Molecule Targeting Glucosyltransferase Inhibits Streptococcus mutans Biofilm Formation and Virulence

Objectives: As a major cariogenic bacterium, Streptococcus mutans (S. mutans) has adapted to the biofilm lifestyle, which is essential for pathogenesis of dental caries. There is a critical need to develop new strategies to control the biofilm-based infection. Biofilm formation in S. mutans is promoted by major virulence factors known as glucosyltransferases (Gtfs), which synthesize adhesive extracellular polysaccharides (EPS). The current study was designed to identify novel small molecules that target Gtfs, thereby inhibiting S. mutans biofilm formation and with the potential to prevent dental caries.
Methods: A library of approximately 150,000 commercially available compounds was screened in silico against the substrate-binding site of GtfC to select molecules with high binding potential, followed by high-throughput in vitro screening. The inhibitory effects of the top hit on S. mutans biofilm formation and EPS synthesis were analysed by microbiological and biochemical methods, and confocal laser scanning microscopy. To investigate the mechanism underlying, quantitative RT-PCR and zymogram assay were performed. The in vivo effect of the molecule on the development of caries was also examined in a rat model.
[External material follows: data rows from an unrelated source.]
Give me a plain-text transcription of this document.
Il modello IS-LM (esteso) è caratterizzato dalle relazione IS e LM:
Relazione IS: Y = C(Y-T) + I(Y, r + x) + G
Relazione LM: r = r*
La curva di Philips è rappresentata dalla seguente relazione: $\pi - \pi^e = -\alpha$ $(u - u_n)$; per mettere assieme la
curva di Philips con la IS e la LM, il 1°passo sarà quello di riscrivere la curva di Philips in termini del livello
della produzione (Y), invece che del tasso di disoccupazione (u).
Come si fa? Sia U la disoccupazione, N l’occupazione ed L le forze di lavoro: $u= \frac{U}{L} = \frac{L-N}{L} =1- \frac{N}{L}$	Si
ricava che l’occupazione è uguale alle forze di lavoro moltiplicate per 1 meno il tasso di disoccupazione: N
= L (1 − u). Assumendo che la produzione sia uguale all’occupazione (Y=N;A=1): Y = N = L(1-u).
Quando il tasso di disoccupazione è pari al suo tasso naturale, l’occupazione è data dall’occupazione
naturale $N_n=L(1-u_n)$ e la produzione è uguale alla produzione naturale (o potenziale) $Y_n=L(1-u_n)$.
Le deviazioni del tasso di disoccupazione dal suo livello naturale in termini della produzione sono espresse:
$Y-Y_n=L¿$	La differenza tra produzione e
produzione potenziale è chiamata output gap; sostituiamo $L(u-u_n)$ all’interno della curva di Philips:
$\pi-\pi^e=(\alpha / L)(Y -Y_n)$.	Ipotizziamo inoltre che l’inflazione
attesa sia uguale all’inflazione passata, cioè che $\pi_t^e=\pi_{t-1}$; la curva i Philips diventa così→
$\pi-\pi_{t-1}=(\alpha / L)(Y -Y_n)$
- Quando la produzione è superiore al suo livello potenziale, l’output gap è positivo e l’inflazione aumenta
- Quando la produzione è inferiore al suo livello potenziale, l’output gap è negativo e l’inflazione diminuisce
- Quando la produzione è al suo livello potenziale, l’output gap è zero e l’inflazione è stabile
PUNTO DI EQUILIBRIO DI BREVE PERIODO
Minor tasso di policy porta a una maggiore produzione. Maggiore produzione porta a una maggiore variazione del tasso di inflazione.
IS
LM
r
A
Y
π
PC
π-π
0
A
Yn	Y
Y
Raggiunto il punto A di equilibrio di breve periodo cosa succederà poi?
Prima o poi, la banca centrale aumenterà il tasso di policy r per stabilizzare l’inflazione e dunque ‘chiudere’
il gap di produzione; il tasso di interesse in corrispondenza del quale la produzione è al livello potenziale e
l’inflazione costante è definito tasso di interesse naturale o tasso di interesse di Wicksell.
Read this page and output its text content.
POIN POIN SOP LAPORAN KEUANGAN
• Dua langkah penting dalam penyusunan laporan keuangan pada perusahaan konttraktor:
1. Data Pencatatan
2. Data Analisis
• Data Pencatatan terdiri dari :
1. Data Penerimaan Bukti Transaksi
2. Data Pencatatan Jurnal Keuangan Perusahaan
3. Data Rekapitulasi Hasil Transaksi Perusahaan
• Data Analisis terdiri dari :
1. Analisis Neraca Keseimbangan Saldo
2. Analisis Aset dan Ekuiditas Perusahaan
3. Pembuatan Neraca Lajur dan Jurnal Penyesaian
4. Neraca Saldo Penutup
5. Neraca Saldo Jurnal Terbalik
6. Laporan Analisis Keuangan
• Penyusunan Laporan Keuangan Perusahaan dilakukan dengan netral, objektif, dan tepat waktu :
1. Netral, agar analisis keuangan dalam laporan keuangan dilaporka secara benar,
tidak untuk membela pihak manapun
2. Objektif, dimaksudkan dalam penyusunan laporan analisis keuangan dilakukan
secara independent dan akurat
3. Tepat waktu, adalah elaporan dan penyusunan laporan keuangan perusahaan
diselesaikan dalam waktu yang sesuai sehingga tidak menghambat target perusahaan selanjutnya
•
Results: Structure-based virtual screening resulted in the identification of a quinoxaline derivative, named D21 as a potential Gtf inhibitor. In vitro assays showed that D21 (10μg/mL) was capable of inhibiting EPS synthesis (60% reduction, compared with vehicle control) and biofilm formation (79% reduction) in S. mutans by selectively antagonizing Gtfs, instead of killing the bacteria directly. We also found that D21 significantly reduced the incidence and severity of both smooth and sulcal-surface caries in vivo with a concomitant reduction of the percentage of S. mutans in the animals’ dental plaque (P<0.05).
Conclusions: Our study represents the first description of a small molecule identified by structure-based virtual screening that targets Gtfs and has the capacity to inhibit both biofilm formation and cariogenicity of S. mutans.